Ecopsicosofía y café
Café Limaguiaco Aroma y sabor que perpetúan el tiempo
La palabra Limaguaico, tiene un origen etimológico híbrido, muy común en la toponimia de Nariño, donde se mezclan raíces del quichua (quechua), influencias de la lengua quillacinga original y el castellano.

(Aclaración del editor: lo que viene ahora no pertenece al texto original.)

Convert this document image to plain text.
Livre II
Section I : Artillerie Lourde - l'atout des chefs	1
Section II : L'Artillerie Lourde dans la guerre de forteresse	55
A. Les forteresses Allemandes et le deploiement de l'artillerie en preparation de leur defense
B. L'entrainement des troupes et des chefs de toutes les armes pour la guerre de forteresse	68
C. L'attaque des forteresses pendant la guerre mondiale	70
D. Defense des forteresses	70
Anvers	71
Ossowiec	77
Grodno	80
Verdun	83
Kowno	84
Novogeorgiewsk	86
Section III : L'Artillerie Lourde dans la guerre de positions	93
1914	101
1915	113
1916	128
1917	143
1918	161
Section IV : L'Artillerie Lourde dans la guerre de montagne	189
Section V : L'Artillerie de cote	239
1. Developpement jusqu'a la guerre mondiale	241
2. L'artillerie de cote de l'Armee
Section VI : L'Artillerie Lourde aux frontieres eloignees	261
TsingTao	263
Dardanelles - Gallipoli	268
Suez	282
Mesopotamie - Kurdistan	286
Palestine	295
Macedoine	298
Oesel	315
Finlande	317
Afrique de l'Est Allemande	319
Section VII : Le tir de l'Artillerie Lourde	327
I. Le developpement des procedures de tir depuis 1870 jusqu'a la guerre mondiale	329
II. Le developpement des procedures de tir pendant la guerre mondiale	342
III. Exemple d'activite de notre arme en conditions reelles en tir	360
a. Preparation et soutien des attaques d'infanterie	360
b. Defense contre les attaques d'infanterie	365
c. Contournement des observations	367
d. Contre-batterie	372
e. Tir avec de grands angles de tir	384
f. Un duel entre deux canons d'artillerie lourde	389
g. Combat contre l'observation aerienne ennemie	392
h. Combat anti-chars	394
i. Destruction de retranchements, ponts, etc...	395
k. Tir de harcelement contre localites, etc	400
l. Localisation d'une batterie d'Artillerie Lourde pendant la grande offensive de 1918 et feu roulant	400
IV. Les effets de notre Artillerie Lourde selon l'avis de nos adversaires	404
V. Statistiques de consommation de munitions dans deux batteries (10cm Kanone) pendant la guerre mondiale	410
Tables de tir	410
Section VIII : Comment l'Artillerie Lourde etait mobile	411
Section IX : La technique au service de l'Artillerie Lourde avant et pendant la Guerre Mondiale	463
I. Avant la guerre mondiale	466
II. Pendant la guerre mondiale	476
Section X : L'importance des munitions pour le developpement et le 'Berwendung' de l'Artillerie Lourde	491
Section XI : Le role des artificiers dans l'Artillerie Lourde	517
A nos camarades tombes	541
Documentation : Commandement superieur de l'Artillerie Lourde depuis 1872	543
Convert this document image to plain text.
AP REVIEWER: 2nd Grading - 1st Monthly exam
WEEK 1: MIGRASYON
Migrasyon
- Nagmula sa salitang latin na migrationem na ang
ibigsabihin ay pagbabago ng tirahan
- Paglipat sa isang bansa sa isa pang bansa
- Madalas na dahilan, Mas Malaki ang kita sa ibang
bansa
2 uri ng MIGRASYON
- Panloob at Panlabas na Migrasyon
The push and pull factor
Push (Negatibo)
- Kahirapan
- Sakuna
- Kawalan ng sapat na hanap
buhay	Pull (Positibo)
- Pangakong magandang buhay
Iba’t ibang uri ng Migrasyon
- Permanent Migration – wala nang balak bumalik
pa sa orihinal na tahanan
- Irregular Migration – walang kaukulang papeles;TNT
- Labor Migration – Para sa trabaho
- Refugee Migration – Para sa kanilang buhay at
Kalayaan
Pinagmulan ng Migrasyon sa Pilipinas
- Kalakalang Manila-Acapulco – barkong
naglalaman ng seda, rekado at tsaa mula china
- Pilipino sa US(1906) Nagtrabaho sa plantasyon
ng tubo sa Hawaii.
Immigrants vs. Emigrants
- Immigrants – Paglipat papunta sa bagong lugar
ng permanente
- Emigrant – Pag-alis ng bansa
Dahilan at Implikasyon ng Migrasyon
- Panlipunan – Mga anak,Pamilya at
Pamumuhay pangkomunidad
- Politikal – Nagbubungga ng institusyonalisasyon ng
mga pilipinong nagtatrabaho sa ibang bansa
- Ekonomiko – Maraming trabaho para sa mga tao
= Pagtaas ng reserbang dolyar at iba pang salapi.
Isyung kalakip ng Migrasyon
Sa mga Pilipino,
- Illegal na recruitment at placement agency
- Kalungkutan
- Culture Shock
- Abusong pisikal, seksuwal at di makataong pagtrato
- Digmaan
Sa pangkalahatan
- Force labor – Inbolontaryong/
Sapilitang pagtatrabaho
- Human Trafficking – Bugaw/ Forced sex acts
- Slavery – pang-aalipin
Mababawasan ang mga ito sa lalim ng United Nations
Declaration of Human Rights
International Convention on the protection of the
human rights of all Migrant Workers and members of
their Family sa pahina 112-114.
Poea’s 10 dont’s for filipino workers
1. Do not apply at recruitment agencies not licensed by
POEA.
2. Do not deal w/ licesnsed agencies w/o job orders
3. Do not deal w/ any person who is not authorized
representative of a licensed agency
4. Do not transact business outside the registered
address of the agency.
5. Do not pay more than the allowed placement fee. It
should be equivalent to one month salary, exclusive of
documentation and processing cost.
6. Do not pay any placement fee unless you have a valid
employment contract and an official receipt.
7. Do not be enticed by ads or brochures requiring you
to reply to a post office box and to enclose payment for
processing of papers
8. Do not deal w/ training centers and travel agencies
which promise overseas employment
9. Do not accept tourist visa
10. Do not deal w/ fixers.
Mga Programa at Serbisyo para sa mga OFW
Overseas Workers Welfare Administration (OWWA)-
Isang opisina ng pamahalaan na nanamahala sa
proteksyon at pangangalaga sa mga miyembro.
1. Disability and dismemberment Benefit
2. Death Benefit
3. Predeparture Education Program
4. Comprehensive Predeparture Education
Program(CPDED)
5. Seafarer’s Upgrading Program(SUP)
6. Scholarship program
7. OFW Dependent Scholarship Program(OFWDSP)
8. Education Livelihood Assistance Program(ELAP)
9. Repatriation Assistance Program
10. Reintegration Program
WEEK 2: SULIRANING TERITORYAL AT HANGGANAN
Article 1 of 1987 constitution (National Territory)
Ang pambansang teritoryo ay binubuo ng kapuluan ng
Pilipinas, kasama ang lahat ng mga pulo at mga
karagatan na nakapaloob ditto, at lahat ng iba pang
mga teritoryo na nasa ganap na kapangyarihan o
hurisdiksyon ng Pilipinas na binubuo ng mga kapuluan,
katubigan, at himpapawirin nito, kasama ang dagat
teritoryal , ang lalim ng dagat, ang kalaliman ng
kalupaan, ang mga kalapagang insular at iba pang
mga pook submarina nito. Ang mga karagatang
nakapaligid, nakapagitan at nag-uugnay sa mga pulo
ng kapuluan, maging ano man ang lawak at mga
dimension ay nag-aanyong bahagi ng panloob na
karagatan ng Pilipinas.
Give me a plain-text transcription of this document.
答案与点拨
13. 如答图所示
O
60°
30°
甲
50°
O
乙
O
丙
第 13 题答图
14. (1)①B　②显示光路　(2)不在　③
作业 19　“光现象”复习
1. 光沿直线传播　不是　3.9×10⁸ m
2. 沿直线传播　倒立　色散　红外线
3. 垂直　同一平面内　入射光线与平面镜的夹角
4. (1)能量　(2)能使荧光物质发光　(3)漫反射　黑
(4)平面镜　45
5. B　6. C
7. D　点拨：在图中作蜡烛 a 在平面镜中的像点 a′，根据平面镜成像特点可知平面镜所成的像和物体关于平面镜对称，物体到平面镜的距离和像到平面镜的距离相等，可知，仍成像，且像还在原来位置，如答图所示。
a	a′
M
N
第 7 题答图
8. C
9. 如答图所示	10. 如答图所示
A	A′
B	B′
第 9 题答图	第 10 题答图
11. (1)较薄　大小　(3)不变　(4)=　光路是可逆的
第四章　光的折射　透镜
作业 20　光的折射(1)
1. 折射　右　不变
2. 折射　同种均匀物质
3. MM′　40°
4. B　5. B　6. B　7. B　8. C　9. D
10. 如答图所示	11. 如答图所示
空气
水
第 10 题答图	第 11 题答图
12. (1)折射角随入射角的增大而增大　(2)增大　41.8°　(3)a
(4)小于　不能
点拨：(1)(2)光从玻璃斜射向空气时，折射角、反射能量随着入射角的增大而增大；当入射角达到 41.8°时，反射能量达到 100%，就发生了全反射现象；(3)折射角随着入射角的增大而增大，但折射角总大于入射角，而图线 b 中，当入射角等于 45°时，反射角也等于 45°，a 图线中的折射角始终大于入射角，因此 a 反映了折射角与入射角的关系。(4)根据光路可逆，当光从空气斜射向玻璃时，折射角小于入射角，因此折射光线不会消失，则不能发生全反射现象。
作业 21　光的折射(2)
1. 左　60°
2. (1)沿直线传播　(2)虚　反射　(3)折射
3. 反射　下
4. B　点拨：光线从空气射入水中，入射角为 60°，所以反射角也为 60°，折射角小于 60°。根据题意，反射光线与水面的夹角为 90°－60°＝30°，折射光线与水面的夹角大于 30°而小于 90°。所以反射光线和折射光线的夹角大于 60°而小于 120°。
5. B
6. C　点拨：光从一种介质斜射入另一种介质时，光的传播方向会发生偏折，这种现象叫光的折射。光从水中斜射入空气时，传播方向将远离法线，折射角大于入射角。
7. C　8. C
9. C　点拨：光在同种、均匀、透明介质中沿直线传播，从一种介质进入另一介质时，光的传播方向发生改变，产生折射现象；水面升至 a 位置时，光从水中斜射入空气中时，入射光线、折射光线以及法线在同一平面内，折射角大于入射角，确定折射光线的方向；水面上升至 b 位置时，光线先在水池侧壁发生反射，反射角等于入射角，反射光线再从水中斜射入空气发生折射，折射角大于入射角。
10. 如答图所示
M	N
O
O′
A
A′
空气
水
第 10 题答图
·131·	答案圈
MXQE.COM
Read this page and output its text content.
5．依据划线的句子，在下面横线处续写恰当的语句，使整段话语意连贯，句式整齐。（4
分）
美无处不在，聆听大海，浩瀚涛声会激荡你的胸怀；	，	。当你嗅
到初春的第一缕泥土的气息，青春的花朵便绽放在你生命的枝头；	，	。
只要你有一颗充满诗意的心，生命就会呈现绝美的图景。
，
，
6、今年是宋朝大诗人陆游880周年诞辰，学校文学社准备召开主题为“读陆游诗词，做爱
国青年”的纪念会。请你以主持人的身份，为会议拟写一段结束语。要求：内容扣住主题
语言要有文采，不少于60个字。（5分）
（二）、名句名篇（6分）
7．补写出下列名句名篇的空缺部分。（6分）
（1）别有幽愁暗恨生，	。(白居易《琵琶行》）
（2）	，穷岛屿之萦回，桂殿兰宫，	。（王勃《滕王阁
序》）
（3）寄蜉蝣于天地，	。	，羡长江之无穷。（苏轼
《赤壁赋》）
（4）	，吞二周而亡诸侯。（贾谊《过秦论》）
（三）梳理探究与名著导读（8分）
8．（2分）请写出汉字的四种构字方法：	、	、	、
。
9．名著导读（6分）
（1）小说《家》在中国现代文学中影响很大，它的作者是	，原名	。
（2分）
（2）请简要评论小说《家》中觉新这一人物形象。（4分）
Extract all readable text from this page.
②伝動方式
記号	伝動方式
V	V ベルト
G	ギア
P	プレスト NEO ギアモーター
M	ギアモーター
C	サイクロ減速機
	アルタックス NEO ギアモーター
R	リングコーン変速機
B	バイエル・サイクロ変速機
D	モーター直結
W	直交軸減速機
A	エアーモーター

El sufijo “-guaico” (o “waico”). Es el componente más claro y proviene del quichua wayqu que se traduce como quebrada, cañón o hondonada. En la región de Buesaco y el resto de Nariño, el término guaico no solo describe la geografía (un valle estrecho y profundo), sino también un microclima: las tierras cálidas que se encuentran en el fondo de los cañones andinos (como el del río Buesaquito y al fondo, el rio Juanambú) son ideales para cultivos que no se dan en el páramo.
Saborear un buen café
Los momentos más agradables o difíciles de la vida se disfrutan y se calibran con el sabor de un buen café.
Ecopsicosofia y café
Tomarse una taza de café Limaguico, compartiéndola con otros, es entrar en una experiencia mística con el territorio como interlocutor vivo (sentipensar), donde la noción de un cañón que “habla” se sostiene en la superación del dualismo sujeto-objeto. Arturo Escobar propone que la tierra tiene una agencia propia que el ser humano debe aprender a descifrar. “Sentipensar con la tierra es la conciencia de que el territorio es un interlocutor vivo con el que entramos en una danza de mutuo aprendizaje”[1], y el café no solo estimula, sino que también motiva a compartir experiencias personales y familiares, abriendo espacios de acogida y de encuentro.
[1] Arturo Escobar, Sentipensar con la tierra: Nuevas lecturas sobre desarrollo, territorio y diferencia (Medellín: Ediciones Unaula, 2014), 16.
[1] Arturo Escobar, Sentipensar con la tierra: Nuevas lecturas sobre desarrollo, territorio y diferencia (Medellín: Ediciones Unaula, 2014), 16.